A grieving mother has relived the harrowing moment she went into hospital for an abortion but instead gave birth to a live, crying, baby boy who died in her arms.
Doctors diagnosed Sofia Khan’s son with spina bifida during a routine ultrasound scan 20 weeks into the pregnancy.
Even after the diagnosis, Sofia was determined to choose life for her baby. Recalling the moment, she told the Sun: “I was devastated. I kept thinking that we would manage and that he could have surgery to help him.”
However, doctors put immense pressure on Sofia and her husband to abort the baby claiming the baby boy’s spina bifida was the worst case they’d ever come across. They told Sofia to have an abortion saying it was unlikely her son would survive the pregnancy.
Heartbroken, and following much discussion, the couple decided they would listen to the doctors’ advice. Sofia said: “We were heartbroken, but we made the decision to terminate. We felt it was best for the baby but even so I had moments of doubt and guilt.”
At 25 weeks pregnant Sofia travelled to St Mary’s Hospital, Manchester to terminate the pregnancy.
During the procedure, a lethal injection was administered to the umbilical cord with the intention of stopping the baby’s heartbeat. Sofia was then transferred to her local hospital, in Bolton, where she underwent an induced labour with no choice but to deliver what she expected to be her dead baby.
Following the injection, doctors carried out two scans to ensure there was no heartbeat and confirmed to Sofia that her son was dead.
Sofia said: “It was a relief to know his suffering was over but heart-breaking that he was gone.”
But, before the procedure she felt her son move. She alerted midwives but had her concerns dismissed as they assumed the injection in the other hospital had killed Sofia’s baby.
Sofia said: “As I waited, I felt the baby kick. I told the midwife but she said it was impossible. I asked her to put the monitor on to be sure but she said there was no need.”
Ten hours later, she gave birth and was stunned to hear her baby son crying.
She says: “I thought I was going mad. I thought I was hearing the cry because that’s what I wanted – my baby to be alive.
“The midwife went into shock. She was screaming for help, she ran with the baby into the corridor.
“They brought him back and said: ‘What do you want us to do?’ and I didn’t know what they meant. I held him and cuddled him and told him how much I loved him.
“He was such a fighter. He had a huge hole in his spine and he was very disabled, and yet he hung on to life for an hour.
“I can’t help thinking that he was determined to have one cuddle with his mummy.”
Sofia and her husband named their son Mohammed Rehman.
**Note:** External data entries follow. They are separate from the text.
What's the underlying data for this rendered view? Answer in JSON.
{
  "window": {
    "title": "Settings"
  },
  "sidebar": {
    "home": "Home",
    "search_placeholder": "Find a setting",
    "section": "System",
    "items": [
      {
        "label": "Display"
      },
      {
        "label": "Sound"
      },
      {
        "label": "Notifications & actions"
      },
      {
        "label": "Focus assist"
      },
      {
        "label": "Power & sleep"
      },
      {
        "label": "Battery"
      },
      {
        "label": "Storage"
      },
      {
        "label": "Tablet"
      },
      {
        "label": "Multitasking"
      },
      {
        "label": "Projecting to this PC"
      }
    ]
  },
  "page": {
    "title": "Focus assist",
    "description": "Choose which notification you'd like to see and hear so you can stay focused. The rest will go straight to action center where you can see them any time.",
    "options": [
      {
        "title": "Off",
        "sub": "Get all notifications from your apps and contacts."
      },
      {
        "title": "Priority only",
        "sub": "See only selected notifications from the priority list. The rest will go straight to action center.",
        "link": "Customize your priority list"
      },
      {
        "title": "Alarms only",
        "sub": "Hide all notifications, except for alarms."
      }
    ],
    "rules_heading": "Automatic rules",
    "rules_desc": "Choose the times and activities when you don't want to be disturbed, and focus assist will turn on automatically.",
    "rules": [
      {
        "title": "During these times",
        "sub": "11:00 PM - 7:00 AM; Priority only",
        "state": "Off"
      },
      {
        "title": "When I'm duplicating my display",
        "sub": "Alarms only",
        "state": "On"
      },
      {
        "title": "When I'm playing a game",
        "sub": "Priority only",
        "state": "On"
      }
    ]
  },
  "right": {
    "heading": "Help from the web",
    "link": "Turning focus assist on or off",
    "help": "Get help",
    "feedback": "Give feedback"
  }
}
They gave him a full funeral and he is buried near their home.
Shockingly, an internal investigation into the incident revealed that the assistant coroner had recorded the baby’s death as “by natural causes,” despite the intervention of a lethal injection and forced labour.
Dr Philip Bullen told assistant coroner Simon Nelson: “I was extremely shocked to hear what had happened … I was stunned as the procedure had gone exactly how we like the procedure to go, very smoothly.”
Disturbingly, rather than ensure doctors do more to help babies who survive an abortion, guidelines have been changed to ensure doctors listen to heartbeats for longer post-abortion to ensure that they have ended the lives of babies before inducing labour.
Asked if the hospital had apologised, Sofia added: “The hospital have offered their condolences to me but it doesn’t feel to me like they have actually apologised.
“I have been told it was very, very unfortunate and very rare and that in future women will be told that the procedure is not 100 percent effective…
“I do feel angry with the hospital. I feel angry that I wasn’t listened to.”
“I am still grieving. I think of him every day,” she added.
Estimates have predicted that 80 percent of unborn babies diagnosed with spina bifida, each year, are aborted.
However, pro-life campaigners are hopeful that now the surgery has been made routinely available on the NHS, the number of unborn babies terminated each year will fall.
A new study, conducted by researchers funded by the National Institutes of Health, has confirmed the long-term benefits of the surgery over those who had traditional corrective surgery after birth.
Last week, a former nurse revealed how babies born alive in ‘failed’ abortions in the US are being left to die, something which could happen under the Conservative’s proposed extreme abortion framework for Northern Ireland.